As she pulled into the garage, she flashed back to that morning. “It’s got to help if the cop side of it isn’t a complete asshole.”

“You’re thinking of Lansing.” “Among others.”

“You really want to wand that lip again, ice down one more time before you get home.”

“Yeah, yeah, yeah.” Then she frowned as they walked to the elevator. “He kept a file on me, starting about the time Nadine published the Icove book.”

“Jealous, probably. And convinced himself Nadine bribed you or something. Like maybe you and Nadine had a hot affair.”

“Oh please.” But that stopped her. “I wonder.” “I was joking about that part.”

“I just wonder,” she repeated, and tagged Nadine.

“Dallas, why are you always getting smacked in the face?”

“Keeps me mean and ready. Detective Lansing, IAB. Do you know him?”

“Lansing? I don’t…” She shook back her streaky hair, angled her head as her foxy green eyes narrowed. “Oh yeah. I remember him. John, Jack— no, Joe. Joe Lansing, IAB.”

“How?”

“He hit on me, pretty hard. Right after I got the crime beat, and I was doing a follow-up on internal investigations at the NYPSD. So, what, like four years ago—something like that. He didn’t want to take no. I don’t date cops—conflict of interest. Seems to me he was like nobody has to know. On top of the no for the first reason, I didn’t like him. I mean he’s good to look at, but I just didn’t like him. And on top of that, it came out he was married, so absolutely no.”

“Did he keep at it?”

“For a while. Tagged me a couple times. Even came by my place once— and that’s when, if I’m remembering right, I told him I’d report him if he didn’t back off. He got pissed, but he backed off. Why?”

“He’s the one who punched me in the face. Now I’ve got the reason why.”

“He punched you because I turned him down four years ago?” Nadine fluffed at her hair. “I know my own devastating charm, but … that’s a stretch.”
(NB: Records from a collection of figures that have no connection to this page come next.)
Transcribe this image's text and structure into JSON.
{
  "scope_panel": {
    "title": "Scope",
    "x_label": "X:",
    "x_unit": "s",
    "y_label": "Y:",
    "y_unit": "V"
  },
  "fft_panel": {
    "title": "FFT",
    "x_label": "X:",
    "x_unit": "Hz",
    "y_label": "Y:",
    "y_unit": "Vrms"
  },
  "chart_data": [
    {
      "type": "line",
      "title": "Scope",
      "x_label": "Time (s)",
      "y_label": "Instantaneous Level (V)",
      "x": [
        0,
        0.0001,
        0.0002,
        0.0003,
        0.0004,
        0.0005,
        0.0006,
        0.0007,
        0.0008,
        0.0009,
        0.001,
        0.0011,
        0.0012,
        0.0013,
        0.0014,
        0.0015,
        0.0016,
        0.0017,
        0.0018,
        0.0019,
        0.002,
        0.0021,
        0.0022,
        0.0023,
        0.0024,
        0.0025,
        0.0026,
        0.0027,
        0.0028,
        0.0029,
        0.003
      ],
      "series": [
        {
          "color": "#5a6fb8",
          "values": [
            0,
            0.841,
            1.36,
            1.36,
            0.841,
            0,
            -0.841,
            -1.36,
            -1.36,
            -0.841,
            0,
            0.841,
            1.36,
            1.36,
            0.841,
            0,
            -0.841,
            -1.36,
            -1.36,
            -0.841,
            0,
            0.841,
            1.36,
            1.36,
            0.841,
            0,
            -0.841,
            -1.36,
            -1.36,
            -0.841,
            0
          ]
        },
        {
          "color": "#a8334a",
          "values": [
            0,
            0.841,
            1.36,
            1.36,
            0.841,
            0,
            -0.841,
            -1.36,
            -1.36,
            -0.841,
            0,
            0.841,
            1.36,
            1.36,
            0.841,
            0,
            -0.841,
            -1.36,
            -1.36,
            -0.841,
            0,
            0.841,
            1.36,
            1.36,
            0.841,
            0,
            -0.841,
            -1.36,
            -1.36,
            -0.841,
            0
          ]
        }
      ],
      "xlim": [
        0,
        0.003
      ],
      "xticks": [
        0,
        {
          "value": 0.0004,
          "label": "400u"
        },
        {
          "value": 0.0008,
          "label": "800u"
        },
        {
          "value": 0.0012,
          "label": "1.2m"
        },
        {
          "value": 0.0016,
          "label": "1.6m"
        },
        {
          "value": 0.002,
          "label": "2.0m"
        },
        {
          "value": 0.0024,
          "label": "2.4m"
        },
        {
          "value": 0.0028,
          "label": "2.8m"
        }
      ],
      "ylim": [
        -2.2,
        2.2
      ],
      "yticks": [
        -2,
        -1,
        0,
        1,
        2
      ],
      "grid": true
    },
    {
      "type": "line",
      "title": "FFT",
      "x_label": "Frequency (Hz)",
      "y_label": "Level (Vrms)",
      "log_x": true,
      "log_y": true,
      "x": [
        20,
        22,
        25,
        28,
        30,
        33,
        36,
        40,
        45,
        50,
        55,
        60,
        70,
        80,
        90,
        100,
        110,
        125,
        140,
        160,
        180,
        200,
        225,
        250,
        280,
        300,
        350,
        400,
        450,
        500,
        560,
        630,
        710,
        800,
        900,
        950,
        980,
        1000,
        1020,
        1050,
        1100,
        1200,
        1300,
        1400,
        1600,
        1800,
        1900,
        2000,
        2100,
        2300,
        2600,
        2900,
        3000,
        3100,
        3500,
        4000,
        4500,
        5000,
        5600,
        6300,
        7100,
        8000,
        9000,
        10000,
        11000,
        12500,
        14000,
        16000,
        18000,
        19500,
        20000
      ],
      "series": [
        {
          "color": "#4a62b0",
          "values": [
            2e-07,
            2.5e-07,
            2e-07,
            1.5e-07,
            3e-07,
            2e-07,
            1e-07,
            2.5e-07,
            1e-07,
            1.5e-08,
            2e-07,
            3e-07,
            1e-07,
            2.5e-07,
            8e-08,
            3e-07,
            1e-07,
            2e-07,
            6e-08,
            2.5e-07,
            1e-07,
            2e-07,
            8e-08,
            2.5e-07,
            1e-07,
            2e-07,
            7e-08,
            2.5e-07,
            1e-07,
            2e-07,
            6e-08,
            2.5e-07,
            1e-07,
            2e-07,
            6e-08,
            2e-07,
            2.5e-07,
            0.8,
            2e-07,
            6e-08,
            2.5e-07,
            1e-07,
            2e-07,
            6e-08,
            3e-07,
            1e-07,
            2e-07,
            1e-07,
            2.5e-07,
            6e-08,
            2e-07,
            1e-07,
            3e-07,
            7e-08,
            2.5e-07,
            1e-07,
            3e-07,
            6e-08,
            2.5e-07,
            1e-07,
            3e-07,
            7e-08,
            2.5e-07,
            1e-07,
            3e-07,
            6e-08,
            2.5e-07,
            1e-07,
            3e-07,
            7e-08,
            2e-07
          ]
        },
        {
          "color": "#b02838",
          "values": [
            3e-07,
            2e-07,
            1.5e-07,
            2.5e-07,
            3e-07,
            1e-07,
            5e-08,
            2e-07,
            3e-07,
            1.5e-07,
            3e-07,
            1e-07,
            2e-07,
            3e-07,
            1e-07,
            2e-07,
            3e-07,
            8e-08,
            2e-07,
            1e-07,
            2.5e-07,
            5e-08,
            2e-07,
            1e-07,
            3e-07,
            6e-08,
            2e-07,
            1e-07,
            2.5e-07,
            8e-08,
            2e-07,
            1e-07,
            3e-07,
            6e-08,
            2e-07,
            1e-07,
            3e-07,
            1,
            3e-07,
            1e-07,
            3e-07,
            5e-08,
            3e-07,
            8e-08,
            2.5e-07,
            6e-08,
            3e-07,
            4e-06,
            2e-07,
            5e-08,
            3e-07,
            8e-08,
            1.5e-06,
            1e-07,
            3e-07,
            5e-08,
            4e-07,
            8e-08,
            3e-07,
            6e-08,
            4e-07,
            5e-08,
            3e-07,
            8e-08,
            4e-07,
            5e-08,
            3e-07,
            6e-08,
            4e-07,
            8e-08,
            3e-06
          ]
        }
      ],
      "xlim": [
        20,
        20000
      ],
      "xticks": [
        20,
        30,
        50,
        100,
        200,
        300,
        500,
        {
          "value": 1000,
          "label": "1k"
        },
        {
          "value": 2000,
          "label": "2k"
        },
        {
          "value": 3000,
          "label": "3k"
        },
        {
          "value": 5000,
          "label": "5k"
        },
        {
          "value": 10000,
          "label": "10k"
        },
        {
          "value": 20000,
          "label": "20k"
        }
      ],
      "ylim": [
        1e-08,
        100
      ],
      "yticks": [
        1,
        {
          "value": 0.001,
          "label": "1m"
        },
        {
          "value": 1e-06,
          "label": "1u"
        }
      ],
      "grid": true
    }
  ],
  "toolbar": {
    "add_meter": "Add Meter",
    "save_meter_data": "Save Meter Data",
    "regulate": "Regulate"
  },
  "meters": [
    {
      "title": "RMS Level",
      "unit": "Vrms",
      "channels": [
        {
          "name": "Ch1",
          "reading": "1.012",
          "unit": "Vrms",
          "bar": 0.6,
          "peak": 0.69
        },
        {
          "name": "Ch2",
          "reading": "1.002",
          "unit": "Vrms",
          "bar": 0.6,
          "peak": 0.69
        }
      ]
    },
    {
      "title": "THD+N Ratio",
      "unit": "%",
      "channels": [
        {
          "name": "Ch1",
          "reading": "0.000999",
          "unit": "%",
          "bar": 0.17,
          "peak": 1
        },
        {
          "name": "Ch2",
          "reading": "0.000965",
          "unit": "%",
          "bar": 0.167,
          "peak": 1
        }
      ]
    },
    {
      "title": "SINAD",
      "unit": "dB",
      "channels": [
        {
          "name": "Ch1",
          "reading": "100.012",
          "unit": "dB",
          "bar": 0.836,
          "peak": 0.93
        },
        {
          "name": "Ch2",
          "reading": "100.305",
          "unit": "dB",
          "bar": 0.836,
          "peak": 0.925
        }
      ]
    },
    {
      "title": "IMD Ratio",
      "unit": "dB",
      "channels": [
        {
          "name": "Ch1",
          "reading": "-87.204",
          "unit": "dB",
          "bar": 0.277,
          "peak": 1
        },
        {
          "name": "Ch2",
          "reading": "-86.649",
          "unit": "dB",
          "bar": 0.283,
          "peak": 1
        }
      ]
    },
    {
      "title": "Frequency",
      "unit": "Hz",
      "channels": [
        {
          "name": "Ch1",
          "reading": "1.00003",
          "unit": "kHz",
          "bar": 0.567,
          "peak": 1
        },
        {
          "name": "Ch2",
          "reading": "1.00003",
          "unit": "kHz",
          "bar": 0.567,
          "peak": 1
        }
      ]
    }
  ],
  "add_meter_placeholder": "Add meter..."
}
Satisfied, Eve got on the elevator. “Because that, then you and I have a professional and personal relationship. You wrote a big-ass bestseller about one of my cases. He’s been keeping a file on me.”

Amusement turned to mild outrage. “Well, for God’s sake. I’m sorry he punched you. I still wouldn’t have gotten naked with him, but sorry.”

“No need. It just made me itchy not knowing exactly why he went off.”

“Give me some details. Did you deal with him due to the Greenleaf investigation? I want to—”

“Tag IAB,” Eve told her. And clicked off.

“You should tell Mira what Nadine just told you. Whitney, too.”

Eve nodded as the door opened and more cops piled on. “Trust me.”